春 の カレンダー
1.1 Latar Belakang
Jepang merupakan negara kepulauan. Luasnya hampir sama dengan luas pulau Sumatera. Bentuk negaranya adalah kerajaan dan kepala pemerintahannya adalah perdana menteri. Jepang terdiri dari pulau besar yaitu Honshu, Hokkaidou, Shikoku, dan Kyushu.
Sama halnya dengan Indonesia, Jepang juga merupakan negara yang memiliki banyak warisan budaya yang patut diketahui serta dilestarikan oleh anak cucunya. Tidak hanya warga Jepang saja yang perlu mengetahui warisan budaya tersebut, tetapi akan lebih baik jika Jepang memperkenalkan budaya mereka kepada masyarakat dunia.
Selain untuk diperkenalkan kepada masyarakat dunia, warisan budaya itu dapat dijadikan sebagai tujuan berwisata para wisatawan asing yang datang ke Jepang, yang tentunya menghasilkan keuntungan yang tidak sedikit bagi negara Jepang sendiri. Karena keberadaan warisan budaya tersebut akan menimbulkan ketertarikan para wisatawan untuk datang dan melihat lebih dekat seperti apa budaya Jepang tersebut.
PEMBAHASAN
2.1 Hina Matsuri (ひな 祭り)
Hina Matsuri adalah sebuah perayaan yang diperuntukkan bagi anak perempuan di Jepang. Hina Matsuri ini sendiri dirayakan setiap tanggal 3 Maret. Hina Matsuri berasal dari kata “hina” yang berarti “sang putri” atau “anak perempuan” dan “matsuri” yang berarti “perayaan”. Dengan kata lain Hina Matsuri dapat diartikan sebagai hari Festival Boneka Putri.

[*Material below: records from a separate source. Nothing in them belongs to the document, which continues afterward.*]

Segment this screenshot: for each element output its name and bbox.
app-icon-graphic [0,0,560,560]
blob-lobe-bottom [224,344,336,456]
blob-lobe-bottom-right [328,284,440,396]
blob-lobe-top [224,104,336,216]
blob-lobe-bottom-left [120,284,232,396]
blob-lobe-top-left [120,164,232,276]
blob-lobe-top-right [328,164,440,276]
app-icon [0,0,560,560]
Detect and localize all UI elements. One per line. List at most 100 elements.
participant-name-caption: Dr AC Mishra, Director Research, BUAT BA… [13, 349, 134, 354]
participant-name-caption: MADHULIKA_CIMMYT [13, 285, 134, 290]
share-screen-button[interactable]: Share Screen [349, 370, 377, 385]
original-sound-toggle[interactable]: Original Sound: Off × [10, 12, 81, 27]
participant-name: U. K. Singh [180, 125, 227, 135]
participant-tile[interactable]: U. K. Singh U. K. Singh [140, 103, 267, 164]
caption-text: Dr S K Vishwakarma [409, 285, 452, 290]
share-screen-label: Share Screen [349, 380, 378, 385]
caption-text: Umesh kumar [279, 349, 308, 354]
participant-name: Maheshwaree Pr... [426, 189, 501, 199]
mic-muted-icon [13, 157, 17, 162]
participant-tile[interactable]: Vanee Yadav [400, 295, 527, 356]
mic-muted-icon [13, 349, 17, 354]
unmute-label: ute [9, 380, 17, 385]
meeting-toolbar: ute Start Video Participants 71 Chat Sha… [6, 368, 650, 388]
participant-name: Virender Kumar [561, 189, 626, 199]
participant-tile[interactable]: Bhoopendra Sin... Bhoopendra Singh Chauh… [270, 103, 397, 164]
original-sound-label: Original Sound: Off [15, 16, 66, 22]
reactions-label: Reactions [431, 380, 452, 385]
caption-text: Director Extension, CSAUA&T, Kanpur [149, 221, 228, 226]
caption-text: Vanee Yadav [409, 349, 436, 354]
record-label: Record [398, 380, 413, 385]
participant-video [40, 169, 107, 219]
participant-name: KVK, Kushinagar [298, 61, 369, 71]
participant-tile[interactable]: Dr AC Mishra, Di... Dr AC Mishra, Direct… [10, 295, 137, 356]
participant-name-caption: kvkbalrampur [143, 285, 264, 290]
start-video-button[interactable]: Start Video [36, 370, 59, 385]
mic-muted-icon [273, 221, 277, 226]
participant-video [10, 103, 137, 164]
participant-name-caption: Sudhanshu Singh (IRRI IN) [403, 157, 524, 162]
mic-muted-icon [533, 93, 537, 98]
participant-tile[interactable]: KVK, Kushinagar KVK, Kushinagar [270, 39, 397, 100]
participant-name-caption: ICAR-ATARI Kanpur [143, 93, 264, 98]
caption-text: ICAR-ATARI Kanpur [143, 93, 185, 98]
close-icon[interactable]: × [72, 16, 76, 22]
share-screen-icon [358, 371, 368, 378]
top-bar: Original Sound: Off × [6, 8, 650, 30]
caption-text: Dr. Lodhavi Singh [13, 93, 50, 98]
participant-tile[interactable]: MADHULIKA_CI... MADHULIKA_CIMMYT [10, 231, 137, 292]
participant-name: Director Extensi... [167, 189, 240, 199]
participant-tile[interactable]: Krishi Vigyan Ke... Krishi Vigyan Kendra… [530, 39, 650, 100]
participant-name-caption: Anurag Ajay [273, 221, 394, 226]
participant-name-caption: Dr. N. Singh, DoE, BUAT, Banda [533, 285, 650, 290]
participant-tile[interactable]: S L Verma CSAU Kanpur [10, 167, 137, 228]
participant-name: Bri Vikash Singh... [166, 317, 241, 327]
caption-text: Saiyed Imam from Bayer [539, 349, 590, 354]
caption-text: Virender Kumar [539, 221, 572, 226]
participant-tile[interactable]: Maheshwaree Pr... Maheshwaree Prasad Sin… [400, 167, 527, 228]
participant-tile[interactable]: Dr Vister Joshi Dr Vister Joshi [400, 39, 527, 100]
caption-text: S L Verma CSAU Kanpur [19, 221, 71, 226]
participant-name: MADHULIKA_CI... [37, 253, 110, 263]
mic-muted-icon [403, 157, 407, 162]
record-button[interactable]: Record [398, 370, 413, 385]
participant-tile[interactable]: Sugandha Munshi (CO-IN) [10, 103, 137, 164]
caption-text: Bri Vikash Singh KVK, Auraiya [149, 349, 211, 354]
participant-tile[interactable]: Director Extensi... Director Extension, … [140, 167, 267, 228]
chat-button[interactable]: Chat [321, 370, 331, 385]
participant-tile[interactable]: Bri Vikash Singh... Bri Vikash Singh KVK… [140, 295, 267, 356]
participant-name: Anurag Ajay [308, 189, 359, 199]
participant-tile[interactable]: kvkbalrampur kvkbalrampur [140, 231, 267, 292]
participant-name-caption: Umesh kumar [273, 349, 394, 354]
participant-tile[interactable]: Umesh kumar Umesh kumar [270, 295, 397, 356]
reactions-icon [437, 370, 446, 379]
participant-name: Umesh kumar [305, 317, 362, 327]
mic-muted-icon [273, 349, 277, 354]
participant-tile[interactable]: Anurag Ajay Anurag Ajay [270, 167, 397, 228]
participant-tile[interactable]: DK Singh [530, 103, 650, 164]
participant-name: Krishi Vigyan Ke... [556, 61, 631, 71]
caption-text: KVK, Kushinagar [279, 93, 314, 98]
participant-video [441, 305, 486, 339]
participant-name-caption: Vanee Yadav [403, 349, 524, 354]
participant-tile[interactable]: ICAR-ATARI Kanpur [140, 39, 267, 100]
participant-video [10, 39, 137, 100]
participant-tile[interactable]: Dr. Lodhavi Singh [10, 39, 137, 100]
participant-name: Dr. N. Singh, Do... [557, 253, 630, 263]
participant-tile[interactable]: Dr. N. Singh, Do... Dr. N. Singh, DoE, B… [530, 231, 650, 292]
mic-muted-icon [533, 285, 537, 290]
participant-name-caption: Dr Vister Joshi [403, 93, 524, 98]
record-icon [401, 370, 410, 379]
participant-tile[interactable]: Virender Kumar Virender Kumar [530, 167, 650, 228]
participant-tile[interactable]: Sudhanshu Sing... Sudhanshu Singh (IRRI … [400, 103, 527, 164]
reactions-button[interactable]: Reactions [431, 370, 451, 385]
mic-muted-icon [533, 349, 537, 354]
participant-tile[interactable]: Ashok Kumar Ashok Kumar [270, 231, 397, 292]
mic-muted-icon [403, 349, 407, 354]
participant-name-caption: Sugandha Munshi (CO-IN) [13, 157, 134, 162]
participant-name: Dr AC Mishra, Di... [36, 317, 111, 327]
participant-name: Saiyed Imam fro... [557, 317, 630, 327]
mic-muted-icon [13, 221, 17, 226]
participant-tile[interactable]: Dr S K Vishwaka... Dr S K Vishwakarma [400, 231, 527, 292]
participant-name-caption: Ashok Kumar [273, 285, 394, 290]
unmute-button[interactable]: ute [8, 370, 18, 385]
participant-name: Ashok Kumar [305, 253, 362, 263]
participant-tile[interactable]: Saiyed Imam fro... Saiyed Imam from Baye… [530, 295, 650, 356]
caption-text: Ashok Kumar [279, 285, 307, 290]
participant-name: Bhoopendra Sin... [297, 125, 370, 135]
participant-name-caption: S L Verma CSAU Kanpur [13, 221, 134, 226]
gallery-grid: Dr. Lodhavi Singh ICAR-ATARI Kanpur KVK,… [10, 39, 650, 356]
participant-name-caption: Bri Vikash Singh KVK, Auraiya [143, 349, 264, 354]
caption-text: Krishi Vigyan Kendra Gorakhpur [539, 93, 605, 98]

Sebelum Jepang menggunakan Kalender Gregorian (penanggalan Masehi), Hina Matsuri dirayakan pada hari ketiga bulan ketiga menurut penanggalan Lunisolar. Hari tersebut disebut juga sebagai “momo no sekku” (perayaan bunga persik), karena bertepatan dengan mekarnya bunga persik. Sejak Jepang menggunakan kalender Masehi, perayaan Hina Matsuri berubah menjadi tanggal 3 Maret setiap tahunnya. Meski demikian, masih ada orang yang merayakan Hina Matsuri menurut penanggalan Lunisolar yaitu sekitar bulan April pada kalender Masehi.
Hina Matsuri ini diadakan untuk mendoakan pertumbuhan anak perempuan. Setiap keluarga yang memiliki anak perempuan memajang 1 set boneka yang disebut “hina ningyo” beberapa hari sebelum tanggal 3 Maret. Setelah Hina Matsuri selesai, hina ningyo harus cepat-cepat disimpan kembali karena orang Jepang percaya bahwa boneka yang dapat menyerap dan mengurung roh-roh jahat dalam tubuhnya ini akan mengeluarkan roh jahatnya sehari sesudah Hina Matsuri berakhir sehingga kemalangan akan mendatangi keluarga tersebut.
Boneka-boneka hina ningyo ini disusun di atas panggung yang mirip dengan tangga yang disebut “danzakari” yang dialasi kain berwarna merah (himousen). Jumlah anak tangga itu sendiri bervariasi. Makin banyak anak tangga, makin banyak bonekanya. Orang tua pada jaman dahulu berlomba-lomba membelikan anaknya boneka terbaik, termahal, serta dengan anak tangga terbanyak. Makin banyak anak tangga yang ada berarti semakin kaya keluarga tersebut.
Karena jumlah tangganya bervariasi, cara menata bonekanya pun bervariasi. Namun pada dasarnya susunan boneka yang biasa digunakan yaitu di tangga teratas diletakkan 2 boneka yaitu “odairi sama” (kaisar) dan “ohina sama” (permaisuri). Hina ningyo yang paling sederhana hanya terdiri dari 2 boneka ini. Urutan kiri kanan dalam peletakan kedua boneka ini berbeda di beberapa daerah. Ada yang meletakkan kaisar di sebelah kanan karena dianggap kanan lebih tinggi kedudukannya, tetapi ada yang mengatakan sebaliknya. Pada tangga kedua dan seterusnya, diletakkan bermacam-macam boneka, seperti putri istana, pemusik, menteri, pesuruh pria, dayang-dayang, serta miniatur mebel yang dijadikan hadiah pernikahan.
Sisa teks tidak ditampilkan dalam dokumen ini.